When Jensen Huang steps onto the stage at Nvidia’s shareholder meeting, his words carry the weight of molten silicon. The CEO’s latest public remarks, on the sidelines of the 2024 gathering, were no exception: “National security comes first.” A phrase that might sound like boilerplate, but one that acquires hard edges when dropped into the middle of the tech standoff between the United States and China, and the shadowy world of AI hardware smuggling. Huang didn’t mince words: anyone trying to build data centres by circumventing export controls is heading for a dead end.
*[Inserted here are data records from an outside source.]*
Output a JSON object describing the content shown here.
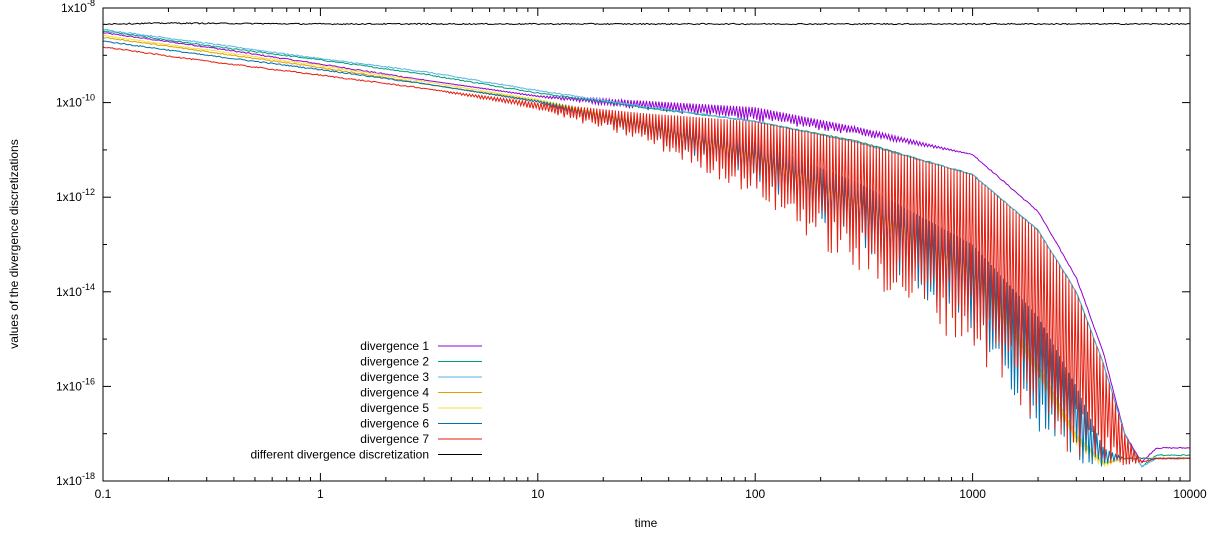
{
  "chart_data": {
    "type": "line",
    "title": "",
    "xlabel": "time",
    "ylabel": "values of the divergence discretizations",
    "x_scale": "log",
    "y_scale": "log",
    "xlim": [
      0.1,
      10000
    ],
    "ylim": [
      1e-18,
      1e-08
    ],
    "grid": false,
    "legend_position": "bottom-center",
    "x_ticks": [
      "0.1",
      "1",
      "10",
      "100",
      "1000",
      "10000"
    ],
    "y_ticks": [
      {
        "mantissa": "1x10",
        "exp": "-18",
        "value": 1e-18
      },
      {
        "mantissa": "1x10",
        "exp": "-16",
        "value": 1e-16
      },
      {
        "mantissa": "1x10",
        "exp": "-14",
        "value": 1e-14
      },
      {
        "mantissa": "1x10",
        "exp": "-12",
        "value": 1e-12
      },
      {
        "mantissa": "1x10",
        "exp": "-10",
        "value": 1e-10
      },
      {
        "mantissa": "1x10",
        "exp": "-8",
        "value": 1e-08
      }
    ],
    "series": [
      {
        "name": "divergence 1",
        "color": "#9400d3",
        "x": [
          0.1,
          0.3,
          1,
          3,
          10,
          30,
          100,
          300,
          1000,
          2000,
          3000,
          4000,
          5000,
          6000,
          7000,
          10000
        ],
        "upper": [
          3e-09,
          1.5e-09,
          6.5e-10,
          3e-10,
          1.4e-10,
          1.1e-10,
          8e-11,
          3e-11,
          8e-12,
          5e-13,
          2e-14,
          5e-16,
          1e-17,
          2.5e-18,
          5e-18,
          5e-18
        ],
        "lower": [
          3e-09,
          1.5e-09,
          6.5e-10,
          3e-10,
          1.3e-10,
          7e-11,
          4e-11,
          2e-11,
          8e-12,
          5e-13,
          2e-14,
          5e-16,
          1e-17,
          2.5e-18,
          5e-18,
          5e-18
        ]
      },
      {
        "name": "divergence 2",
        "color": "#009e73",
        "x": [
          0.1,
          0.3,
          1,
          3,
          10,
          30,
          100,
          300,
          1000,
          2000,
          3000,
          4000,
          5000,
          6000,
          7000,
          10000
        ],
        "upper": [
          3.3e-09,
          1.6e-09,
          8e-10,
          4e-10,
          1.6e-10,
          8e-11,
          4e-11,
          1.5e-11,
          3e-12,
          2e-13,
          1e-14,
          3e-16,
          1e-17,
          2e-18,
          3.5e-18,
          3.5e-18
        ],
        "lower": [
          3.3e-09,
          1.6e-09,
          8e-10,
          4e-10,
          1.6e-10,
          8e-11,
          4e-11,
          1.5e-11,
          3e-12,
          2e-13,
          1e-14,
          3e-16,
          1e-17,
          2e-18,
          3.5e-18,
          3.5e-18
        ]
      },
      {
        "name": "divergence 3",
        "color": "#56b4e9",
        "x": [
          0.1,
          0.3,
          1,
          3,
          10,
          30,
          100,
          300,
          1000,
          2000,
          3000,
          4000,
          5000,
          6000,
          7000,
          10000
        ],
        "upper": [
          3.5e-09,
          1.8e-09,
          8.5e-10,
          4.5e-10,
          1.8e-10,
          8.5e-11,
          4e-11,
          1.4e-11,
          3e-12,
          2e-13,
          1e-14,
          3e-16,
          1e-17,
          2e-18,
          3e-18,
          3e-18
        ],
        "lower": [
          3.5e-09,
          1.8e-09,
          8.5e-10,
          4.5e-10,
          1.8e-10,
          8.5e-11,
          4e-11,
          1.4e-11,
          3e-12,
          2e-13,
          1e-14,
          3e-16,
          1e-17,
          2e-18,
          3e-18,
          3e-18
        ]
      },
      {
        "name": "divergence 4",
        "color": "#e69f00",
        "x": [
          0.1,
          0.3,
          1,
          3,
          10,
          30,
          100,
          300,
          1000,
          2000,
          3000,
          4000,
          5000,
          6000,
          7000,
          10000
        ],
        "upper": [
          2.4e-09,
          1.2e-09,
          5.5e-10,
          2.5e-10,
          1.1e-10,
          4e-11,
          1e-11,
          1e-12,
          5e-14,
          3e-16,
          1e-17,
          2.5e-18,
          3e-18,
          3e-18,
          3e-18,
          3e-18
        ],
        "lower": [
          2.4e-09,
          1.2e-09,
          5.5e-10,
          2.5e-10,
          1.1e-10,
          3e-11,
          5e-12,
          5e-13,
          1e-14,
          1e-16,
          5e-18,
          2e-18,
          3e-18,
          3e-18,
          3e-18,
          3e-18
        ]
      },
      {
        "name": "divergence 5",
        "color": "#f0e442",
        "x": [
          0.1,
          0.3,
          1,
          3,
          10,
          30,
          100,
          300,
          1000,
          2000,
          3000,
          4000,
          5000,
          6000,
          7000,
          10000
        ],
        "upper": [
          2.6e-09,
          1.3e-09,
          6e-10,
          2.8e-10,
          1.2e-10,
          4e-11,
          1e-11,
          1e-12,
          5e-14,
          3e-16,
          1e-17,
          2.5e-18,
          3e-18,
          3e-18,
          3e-18,
          3e-18
        ],
        "lower": [
          2.6e-09,
          1.3e-09,
          6e-10,
          2.8e-10,
          1.1e-10,
          3e-11,
          5e-12,
          5e-13,
          1e-14,
          1e-16,
          5e-18,
          2e-18,
          3e-18,
          3e-18,
          3e-18,
          3e-18
        ]
      },
      {
        "name": "divergence 6",
        "color": "#0072b2",
        "x": [
          0.1,
          0.3,
          1,
          3,
          10,
          30,
          100,
          300,
          1000,
          2000,
          3000,
          4000,
          5000,
          6000,
          7000,
          10000
        ],
        "upper": [
          2e-09,
          1e-09,
          5e-10,
          2.5e-10,
          1.1e-10,
          4.5e-11,
          1.5e-11,
          2e-12,
          1e-13,
          3e-15,
          1e-16,
          5e-18,
          3e-18,
          3e-18,
          3e-18,
          3e-18
        ],
        "lower": [
          2e-09,
          1e-09,
          5e-10,
          2.5e-10,
          1e-10,
          2e-11,
          2e-12,
          1e-13,
          1e-15,
          1e-17,
          2e-18,
          2e-18,
          3e-18,
          3e-18,
          3e-18,
          3e-18
        ]
      },
      {
        "name": "divergence 7",
        "color": "#e51e10",
        "x": [
          0.1,
          0.3,
          1,
          3,
          10,
          30,
          100,
          300,
          1000,
          2000,
          3000,
          4000,
          5000,
          6000,
          7000,
          10000
        ],
        "upper": [
          1.5e-09,
          7.5e-10,
          3.8e-10,
          2e-10,
          1e-10,
          6e-11,
          4e-11,
          1.5e-11,
          3e-12,
          2e-13,
          1e-14,
          3e-16,
          1e-17,
          2.5e-18,
          3e-18,
          3e-18
        ],
        "lower": [
          1.5e-09,
          7.5e-10,
          3.8e-10,
          2e-10,
          7e-11,
          1.5e-11,
          1e-12,
          2e-14,
          5e-16,
          1e-17,
          3e-18,
          2e-18,
          2e-18,
          2.5e-18,
          3e-18,
          3e-18
        ]
      },
      {
        "name": "different divergence discretization",
        "color": "#000000",
        "x": [
          0.1,
          0.2,
          1,
          10,
          100,
          1000,
          10000
        ],
        "upper": [
          4.6e-09,
          4.8e-09,
          4.6e-09,
          4.6e-09,
          4.6e-09,
          4.6e-09,
          4.6e-09
        ],
        "lower": [
          4.6e-09,
          4.8e-09,
          4.6e-09,
          4.6e-09,
          4.6e-09,
          4.6e-09,
          4.6e-09
        ]
      }
    ]
  }
}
The statement and the chip-smuggling spectre

Huang’s position emerged after a direct question about the friction between commercial opportunity and federal restrictions. Nvidia, which dominates the GPU market for LLM training and inference, has for years occupied the uncomfortable space of balancing a global order book against increasingly tight Washington rules. The explicit reference to smuggled data centres – entire racks of accelerators taking roundabout routes to customers in embargoed countries – sounds like a warning aimed both at regulators and at those operating in the shadows: the game is now about compliance, not evasion.
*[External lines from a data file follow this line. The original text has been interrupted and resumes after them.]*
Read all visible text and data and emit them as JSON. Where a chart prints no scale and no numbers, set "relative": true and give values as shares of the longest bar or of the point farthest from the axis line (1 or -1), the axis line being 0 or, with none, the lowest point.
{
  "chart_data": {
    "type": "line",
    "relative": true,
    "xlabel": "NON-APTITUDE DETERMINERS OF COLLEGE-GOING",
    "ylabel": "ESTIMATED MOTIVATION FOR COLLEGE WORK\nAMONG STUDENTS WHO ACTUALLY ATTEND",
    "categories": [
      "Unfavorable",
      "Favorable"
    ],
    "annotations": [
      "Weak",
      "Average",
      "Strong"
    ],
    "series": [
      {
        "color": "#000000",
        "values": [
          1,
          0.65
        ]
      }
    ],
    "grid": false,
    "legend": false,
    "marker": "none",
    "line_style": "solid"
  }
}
A control regime reshaping supply chains

Since 2022, the United States has steadily narrowed the exports of advanced chips to China, Russia and other high-risk actors. GPUs such as the A100 and H100 first, and the current H200 and B200, have been at the centre of these measures. The compute demands of modern LLMs – billions of parameters resident in VRAM, distributed fine-tuning, low-latency inference – make these units irreplaceable for anyone pursuing meaningful AI capacity. It is no surprise that a parallel market has sprung up: intermediaries buying hardware in third countries and reselling it through sophisticated triangulation schemes. Huang made it plain: that road leads nowhere.

What changes for on-prem AI infrastructure planning

For organisations evaluating a local LLM deployment – whether to guarantee data sovereignty or to contain long-term TCO – Huang’s statement is a powerful signal. On-premise setups, especially in sectors such as defence, healthcare or finance, depend on the guaranteed availability of certified hardware and transparent supply chains. Uncertainty around export licences, retroactive blocks and restrictions alters CapEx and OpEx calculations. Anyone planning a self-hosted architecture must now embed the geopolitical variable into their risk models: it’s no longer just a question of having GPUs powerful enough, but of being able to buy them without stumbling into bans or into “diverted” supplies that expose the buyer to sanctions.
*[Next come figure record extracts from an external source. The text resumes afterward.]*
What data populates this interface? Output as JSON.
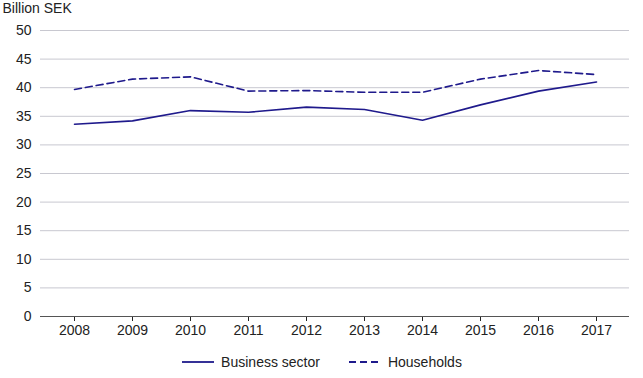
{
  "chart_data": {
    "type": "line",
    "y_label": "Billion SEK",
    "categories": [
      "2008",
      "2009",
      "2010",
      "2011",
      "2012",
      "2013",
      "2014",
      "2015",
      "2016",
      "2017"
    ],
    "series": [
      {
        "name": "Business sector",
        "color": "#1f1a8c",
        "line_style": "solid",
        "values": [
          33.6,
          34.2,
          36.0,
          35.7,
          36.6,
          36.2,
          34.3,
          37.0,
          39.4,
          41.0
        ]
      },
      {
        "name": "Households",
        "color": "#1f1a8c",
        "line_style": "dashed",
        "values": [
          39.7,
          41.5,
          41.9,
          39.4,
          39.5,
          39.2,
          39.2,
          41.5,
          43.0,
          42.3
        ]
      }
    ],
    "ylim": [
      0,
      50
    ],
    "yticks": [
      0,
      5,
      10,
      15,
      20,
      25,
      30,
      35,
      40,
      45,
      50
    ],
    "grid": true,
    "legend": "bottom"
  }
}
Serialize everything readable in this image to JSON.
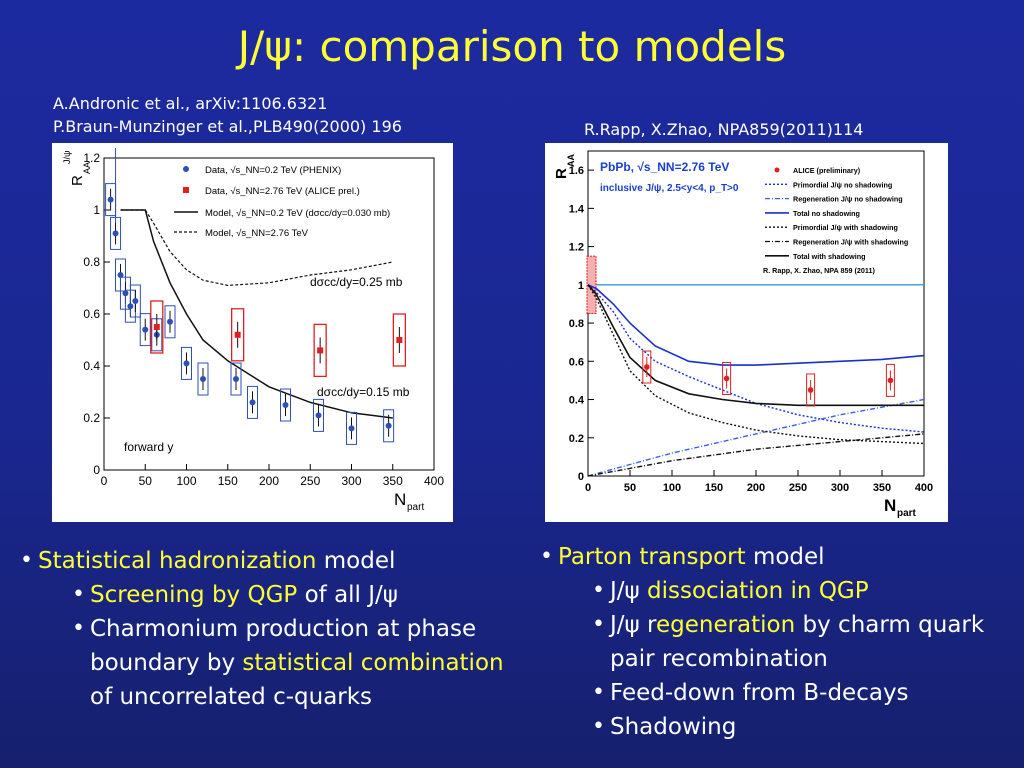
{
  "slide": {
    "title": "J/ψ: comparison to models"
  },
  "references": {
    "left_line1": "A.Andronic et al., arXiv:1106.6321",
    "left_line2": "P.Braun-Munzinger et al.,PLB490(2000) 196",
    "right": "R.Rapp, X.Zhao, NPA859(2011)114"
  },
  "left_bullets": {
    "b1_hl": "Statistical hadronization",
    "b1_rest": " model",
    "b2_hl": "Screening by QGP",
    "b2_rest": " of all J/ψ",
    "b3_pre": "Charmonium production at phase boundary by ",
    "b3_hl": "statistical combination",
    "b3_rest": " of uncorrelated c-quarks"
  },
  "right_bullets": {
    "b1_hl": "Parton transport",
    "b1_rest": " model",
    "b2_pre": "J/ψ ",
    "b2_hl": "dissociation in QGP",
    "b3_pre": "J/ψ r",
    "b3_hl": "egeneration",
    "b3_rest": " by charm quark pair recombination",
    "b4": "Feed-down from B-decays",
    "b5": "Shadowing"
  },
  "colors": {
    "title": "#ffff33",
    "highlight": "#ffff33",
    "background": "#1c2aa0",
    "phenix": "#2f4fb5",
    "alice": "#e02020"
  },
  "chart_data": [
    {
      "type": "scatter",
      "title": "",
      "xlabel": "N",
      "xlabel_sub": "part",
      "ylabel": "R",
      "ylabel_sub": "AA",
      "ylabel_sup": "J/ψ",
      "xlim": [
        0,
        400
      ],
      "ylim": [
        0,
        1.2
      ],
      "xticks": [
        "0",
        "50",
        "100",
        "150",
        "200",
        "250",
        "300",
        "350",
        "400"
      ],
      "yticks": [
        "0",
        "0.2",
        "0.4",
        "0.6",
        "0.8",
        "1",
        "1.2"
      ],
      "legend": [
        {
          "text": "Data, √s_NN=0.2 TeV (PHENIX)",
          "style": "blue-dot"
        },
        {
          "text": "Data, √s_NN=2.76 TeV (ALICE prel.)",
          "style": "red-square"
        },
        {
          "text": "Model, √s_NN=0.2 TeV (dσcc/dy=0.030 mb)",
          "style": "solid"
        },
        {
          "text": "Model, √s_NN=2.76 TeV",
          "style": "dashed"
        }
      ],
      "annotations": [
        "dσcc/dy=0.25 mb",
        "dσcc/dy=0.15 mb",
        "forward y"
      ],
      "series": [
        {
          "name": "Data, √s_NN=0.2 TeV (PHENIX)",
          "x": [
            8,
            14,
            20,
            26,
            32,
            38,
            50,
            64,
            80,
            100,
            120,
            160,
            180,
            220,
            260,
            300,
            345
          ],
          "y": [
            1.04,
            0.91,
            0.75,
            0.68,
            0.63,
            0.65,
            0.54,
            0.52,
            0.57,
            0.41,
            0.35,
            0.35,
            0.26,
            0.25,
            0.21,
            0.16,
            0.17
          ]
        },
        {
          "name": "Data, √s_NN=2.76 TeV (ALICE prel.)",
          "x": [
            64,
            162,
            262,
            358
          ],
          "y": [
            0.55,
            0.52,
            0.46,
            0.5
          ]
        },
        {
          "name": "Model, √s_NN=0.2 TeV (dσcc/dy=0.030 mb)",
          "x": [
            20,
            50,
            60,
            80,
            100,
            120,
            150,
            200,
            250,
            300,
            350
          ],
          "y": [
            1.0,
            1.0,
            0.88,
            0.72,
            0.6,
            0.5,
            0.42,
            0.32,
            0.26,
            0.22,
            0.2
          ]
        },
        {
          "name": "Model, √s_NN=2.76 TeV",
          "x": [
            20,
            50,
            60,
            80,
            100,
            120,
            150,
            200,
            250,
            300,
            350
          ],
          "y": [
            1.0,
            1.0,
            0.95,
            0.84,
            0.77,
            0.73,
            0.71,
            0.72,
            0.75,
            0.77,
            0.8
          ]
        }
      ]
    },
    {
      "type": "line",
      "title": "",
      "xlabel": "N",
      "xlabel_sub": "part",
      "ylabel": "R",
      "ylabel_sub": "AA",
      "xlim": [
        0,
        400
      ],
      "ylim": [
        0,
        1.7
      ],
      "xticks": [
        "0",
        "50",
        "100",
        "150",
        "200",
        "250",
        "300",
        "350",
        "400"
      ],
      "yticks": [
        "0",
        "0.2",
        "0.4",
        "0.6",
        "0.8",
        "1",
        "1.2",
        "1.4",
        "1.6"
      ],
      "info": [
        "PbPb, √s_NN=2.76 TeV",
        "inclusive J/ψ, 2.5<y<4, p_T>0"
      ],
      "legend": [
        {
          "text": "ALICE (preliminary)",
          "style": "red-dot"
        },
        {
          "text": "Primordial J/ψ no shadowing",
          "style": "blue-dotted"
        },
        {
          "text": "Regeneration J/ψ no shadowing",
          "style": "blue-dashdot"
        },
        {
          "text": "Total no shadowing",
          "style": "blue-solid"
        },
        {
          "text": "Primordial J/ψ with shadowing",
          "style": "black-dotted"
        },
        {
          "text": "Regeneration J/ψ with shadowing",
          "style": "black-dashdot"
        },
        {
          "text": "Total with shadowing",
          "style": "black-solid"
        },
        {
          "text": "R. Rapp, X. Zhao, NPA 859 (2011)",
          "style": "none"
        }
      ],
      "series": [
        {
          "name": "ALICE (preliminary)",
          "x": [
            70,
            165,
            265,
            360
          ],
          "y": [
            0.57,
            0.51,
            0.45,
            0.5
          ]
        },
        {
          "name": "Primordial J/ψ no shadowing",
          "x": [
            0,
            10,
            30,
            50,
            80,
            120,
            160,
            200,
            250,
            300,
            350,
            400
          ],
          "y": [
            1.0,
            0.96,
            0.86,
            0.72,
            0.6,
            0.52,
            0.45,
            0.38,
            0.32,
            0.28,
            0.25,
            0.23
          ]
        },
        {
          "name": "Regeneration J/ψ no shadowing",
          "x": [
            0,
            50,
            100,
            150,
            200,
            250,
            300,
            350,
            400
          ],
          "y": [
            0.0,
            0.06,
            0.12,
            0.17,
            0.22,
            0.27,
            0.32,
            0.36,
            0.4
          ]
        },
        {
          "name": "Total no shadowing",
          "x": [
            0,
            10,
            30,
            50,
            80,
            120,
            160,
            200,
            250,
            300,
            350,
            400
          ],
          "y": [
            1.0,
            0.98,
            0.9,
            0.8,
            0.68,
            0.6,
            0.58,
            0.58,
            0.59,
            0.6,
            0.61,
            0.63
          ]
        },
        {
          "name": "Primordial J/ψ with shadowing",
          "x": [
            0,
            10,
            30,
            50,
            80,
            120,
            160,
            200,
            250,
            300,
            350,
            400
          ],
          "y": [
            1.0,
            0.93,
            0.74,
            0.55,
            0.42,
            0.33,
            0.28,
            0.24,
            0.21,
            0.19,
            0.18,
            0.17
          ]
        },
        {
          "name": "Regeneration J/ψ with shadowing",
          "x": [
            0,
            50,
            100,
            150,
            200,
            250,
            300,
            350,
            400
          ],
          "y": [
            0.0,
            0.04,
            0.08,
            0.11,
            0.14,
            0.16,
            0.18,
            0.2,
            0.22
          ]
        },
        {
          "name": "Total with shadowing",
          "x": [
            0,
            10,
            30,
            50,
            80,
            120,
            160,
            200,
            250,
            300,
            350,
            400
          ],
          "y": [
            1.0,
            0.95,
            0.78,
            0.62,
            0.5,
            0.43,
            0.4,
            0.38,
            0.37,
            0.37,
            0.37,
            0.37
          ]
        }
      ]
    }
  ]
}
The digital sovereignty knot and Europe’s position

Huang’s call also resonates in Europe, where GDPR and emerging regulations push towards local data centres and models trained within EU borders. Dependence on US hardware, subject to unilateral decisions from Washington, reignites the debate about technological sovereignty. While initiatives to design European chips multiply, those who today run on-prem training and inference pipelines must navigate between compliance requirements and the real availability of accelerators. The high road, according to Nvidia’s CEO, is to play by the rules, even if that means forgoing short-term market share. For industry insiders, this trade-off shifts the focus onto regulatory predictability as an infrastructural requirement, almost on a par with memory bandwidth or TFLOPS.